Democrats and Republicans running for mayor, City Council, City Court judge and Niagara County legislator gave voters at least a little better glimpse at what they stand for in advance of next Thursday’s primary election.
The five people running for mayor – Glenn A. Choolokian and incumbent Paul A. Dyster on the Democratic side, and Republicans John G. Accardo, Robert D. Pascoal and Jim J. Szwedo – spent about 90 minutes sitting side by side and to varying degrees evaluating and critiquing Dyster’s performance over the last nearly eight years.
Choolokian, a Council member running against Dyster in the Democratic primary, used the strongest terms of any of the candidates.
He described conditions in the Falls as at an “all-time, big mess” and continued his oft-repeated assertion that the city has “blown through” $200 million in casino revenue and has nothing to show for it.

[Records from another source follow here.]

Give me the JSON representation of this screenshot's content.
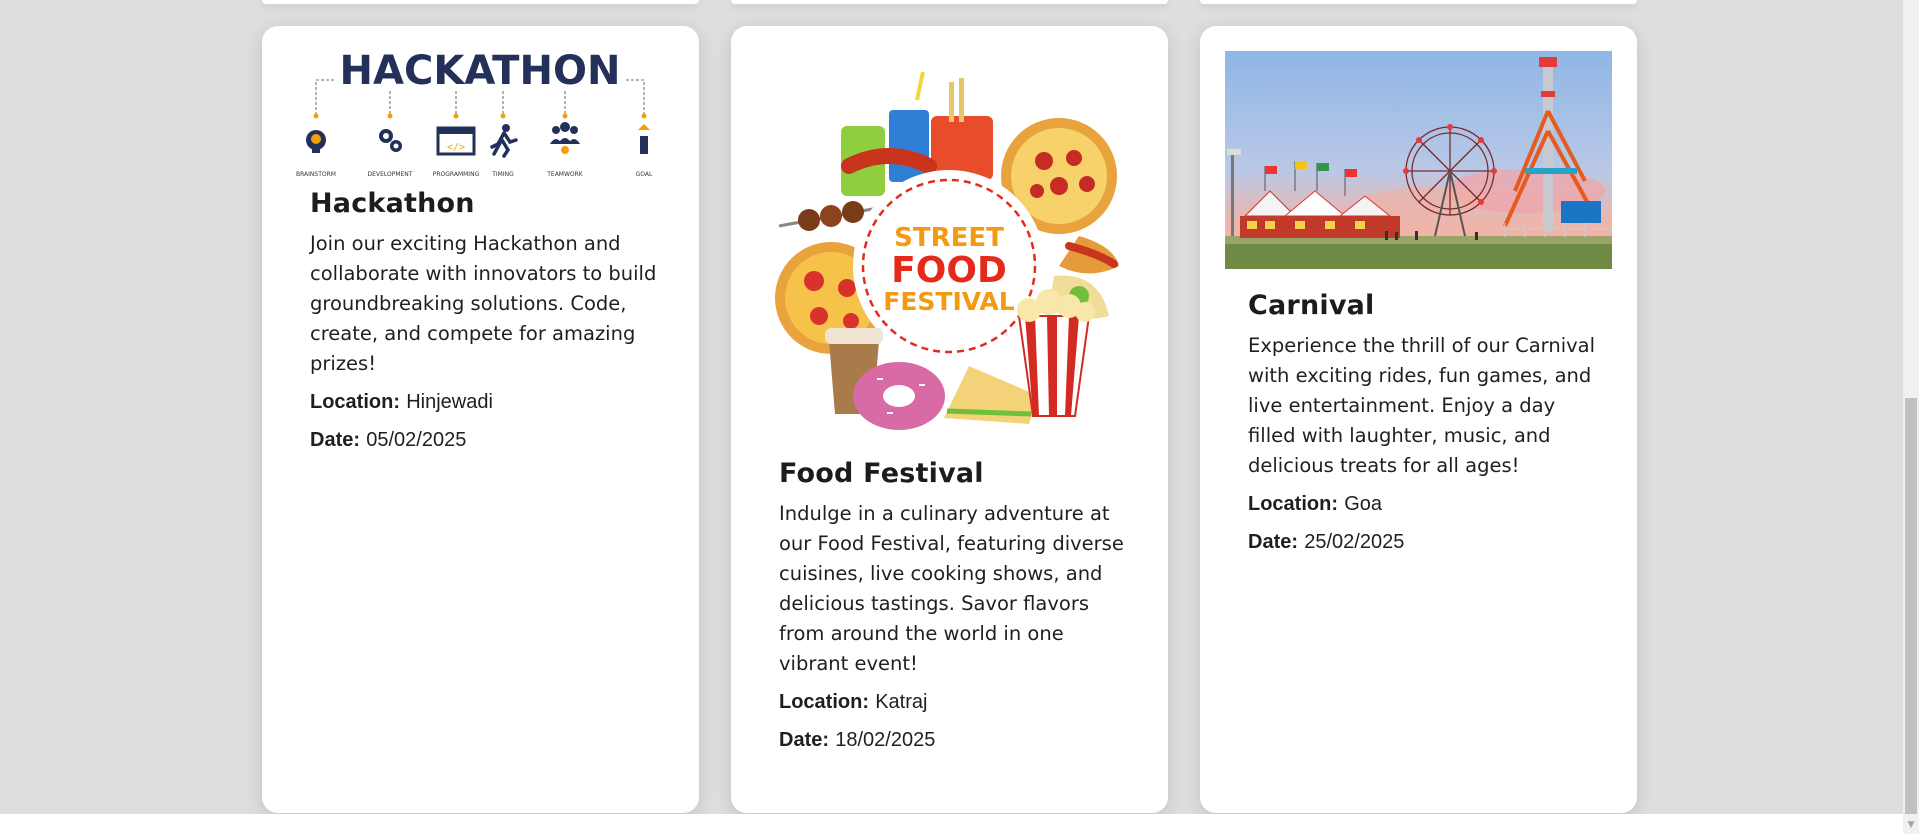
{
  "events": [
    {
      "title": "Hackathon",
      "description": "Join our exciting Hackathon and collaborate with innovators to build groundbreaking solutions. Code, create, and compete for amazing prizes!",
      "location_label": "Location:",
      "location": "Hinjewadi",
      "date_label": "Date:",
      "date": "05/02/2025",
      "image": {
        "banner": "HACKATHON",
        "steps": [
          "BRAINSTORM",
          "DEVELOPMENT",
          "PROGRAMMING",
          "TIMING",
          "TEAMWORK",
          "GOAL"
        ],
        "colors": {
          "navy": "#22305a",
          "gold": "#f2a007"
        }
      }
    },
    {
      "title": "Food Festival",
      "description": "Indulge in a culinary adventure at our Food Festival, featuring diverse cuisines, live cooking shows, and delicious tastings. Savor flavors from around the world in one vibrant event!",
      "location_label": "Location:",
      "location": "Katraj",
      "date_label": "Date:",
      "date": "18/02/2025",
      "image": {
        "line1": "STREET",
        "line2": "FOOD",
        "line3": "FESTIVAL",
        "colors": {
          "orange": "#f39a12",
          "red": "#e52a1c"
        }
      }
    },
    {
      "title": "Carnival",
      "description": "Experience the thrill of our Carnival with exciting rides, fun games, and live entertainment. Enjoy a day filled with laughter, music, and delicious treats for all ages!",
      "location_label": "Location:",
      "location": "Goa",
      "date_label": "Date:",
      "date": "25/02/2025",
      "image": {
        "icon": "carnival-photo"
      }
    }
  ]
}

Dyster, who said the city has only had direct control over $106 million in casino dollars since 2003, which was before he became mayor, defended the spending under his administration, pointing to road and sidewalk improvements, debt service on the city’s public safety building and critical infrastructure work, among other things.
“Do I think we’ve made good decisions? Yes, I do,” the two-term incumbent said during the 3½-hour event before about 140 people in Harry F. Abate Elementary School on Lockport Street.

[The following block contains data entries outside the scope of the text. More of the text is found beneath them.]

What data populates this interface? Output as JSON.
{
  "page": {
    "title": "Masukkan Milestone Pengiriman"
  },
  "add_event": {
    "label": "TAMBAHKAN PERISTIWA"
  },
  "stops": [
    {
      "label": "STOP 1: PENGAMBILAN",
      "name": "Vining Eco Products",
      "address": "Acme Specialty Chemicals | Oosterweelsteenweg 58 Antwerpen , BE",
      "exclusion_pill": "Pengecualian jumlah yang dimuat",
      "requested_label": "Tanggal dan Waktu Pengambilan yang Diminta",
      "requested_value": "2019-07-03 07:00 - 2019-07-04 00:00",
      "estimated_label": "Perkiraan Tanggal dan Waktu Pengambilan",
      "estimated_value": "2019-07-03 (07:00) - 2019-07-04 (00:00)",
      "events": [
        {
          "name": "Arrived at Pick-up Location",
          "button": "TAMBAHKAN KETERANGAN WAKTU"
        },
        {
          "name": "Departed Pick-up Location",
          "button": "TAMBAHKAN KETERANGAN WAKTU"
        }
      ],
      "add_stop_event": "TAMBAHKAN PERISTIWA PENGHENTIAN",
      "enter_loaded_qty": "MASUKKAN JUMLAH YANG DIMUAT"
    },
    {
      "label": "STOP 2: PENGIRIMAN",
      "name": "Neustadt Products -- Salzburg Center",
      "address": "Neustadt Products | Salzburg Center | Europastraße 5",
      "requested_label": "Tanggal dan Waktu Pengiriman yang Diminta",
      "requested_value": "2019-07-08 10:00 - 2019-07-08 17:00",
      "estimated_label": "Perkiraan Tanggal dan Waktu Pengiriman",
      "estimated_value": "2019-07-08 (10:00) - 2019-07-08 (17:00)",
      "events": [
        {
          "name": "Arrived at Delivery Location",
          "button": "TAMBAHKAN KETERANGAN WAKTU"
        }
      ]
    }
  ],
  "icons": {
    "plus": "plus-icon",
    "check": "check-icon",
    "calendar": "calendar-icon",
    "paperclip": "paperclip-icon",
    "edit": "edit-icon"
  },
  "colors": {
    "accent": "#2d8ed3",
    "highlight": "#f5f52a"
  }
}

Each of the five candidates was asked to give the mayor’s performance a rating on a scale of 1 to 10. Accardo, who runs an insurance agency on Pine Avenue, gave the mayor a 5, and Szwedo, president of the Niagara Street Business Association, gave him a 4.5, while Choolokian and Pascoal, head of the Landlord’s Association of Greater Niagara, declined to give a rating.

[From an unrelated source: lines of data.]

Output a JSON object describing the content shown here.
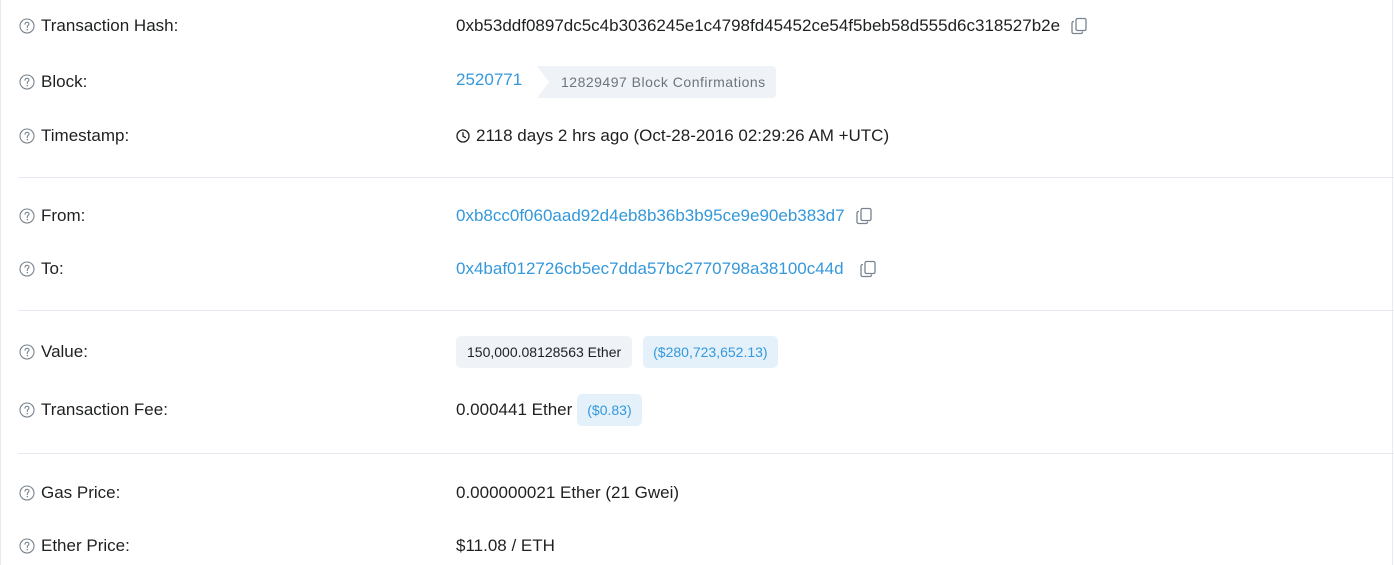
{
  "rows": {
    "tx_hash": {
      "label": "Transaction Hash:",
      "value": "0xb53ddf0897dc5c4b3036245e1c4798fd45452ce54f5beb58d555d6c318527b2e"
    },
    "block": {
      "label": "Block:",
      "number": "2520771",
      "confirmations": "12829497 Block Confirmations"
    },
    "timestamp": {
      "label": "Timestamp:",
      "value": "2118 days 2 hrs ago (Oct-28-2016 02:29:26 AM +UTC)"
    },
    "from": {
      "label": "From:",
      "address": "0xb8cc0f060aad92d4eb8b36b3b95ce9e90eb383d7"
    },
    "to": {
      "label": "To:",
      "address": "0x4baf012726cb5ec7dda57bc2770798a38100c44d"
    },
    "value": {
      "label": "Value:",
      "ether": "150,000.08128563 Ether",
      "usd": "($280,723,652.13)"
    },
    "fee": {
      "label": "Transaction Fee:",
      "ether": "0.000441 Ether",
      "usd": "($0.83)"
    },
    "gas_price": {
      "label": "Gas Price:",
      "value": "0.000000021 Ether (21 Gwei)"
    },
    "ether_price": {
      "label": "Ether Price:",
      "value": "$11.08 / ETH"
    }
  },
  "icons": {
    "help": "question-circle-icon",
    "copy": "copy-icon",
    "clock": "clock-icon"
  },
  "colors": {
    "link": "#3498db",
    "text": "#1e2022",
    "muted": "#6c757d",
    "badge_bg": "#eff2f7",
    "usd_bg": "#e4f1fb",
    "divider": "#e7eaf3"
  }
}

Dyster, saying he was “a humble man,” gave himself a 7.5 or 8, saying, “We all know there’s still a lot of room for improvement.”
The four Democrats running in the Council primary – incumbent Robert A. Anderson Jr., as well as Alicia M. Laible, Ezra P. Scott Jr. and Rick D. Smith – talked about issues with a less contentious tone than the panel of mayoral candidates that followed.
One of the night’s statements that stood out the most was Anderson’s assertion that people who live here should get cheaper utilities because “we make them in our own backyard.”
Anderson said the costs to individuals should be zero or $1, and he said he would accomplish that by talking to the New York Power Authority and saying it’s time for the agency to give something back to the community.
The forum, divided into segments based on the office being sought, was sponsored by the Niagara Falls Block Club Council, the Rotary Club of Niagara Falls, the Kiwanis Club of Niagara Falls and the Niagara Falls chapter of the NAACP.
The event, which also included candidates running in three County Legislature districts, as well as three candidates for Niagara Falls City Court judge, was moderated by Corey B. Bower, assistant professor in the University at Buffalo’s department of educational leadership and policy.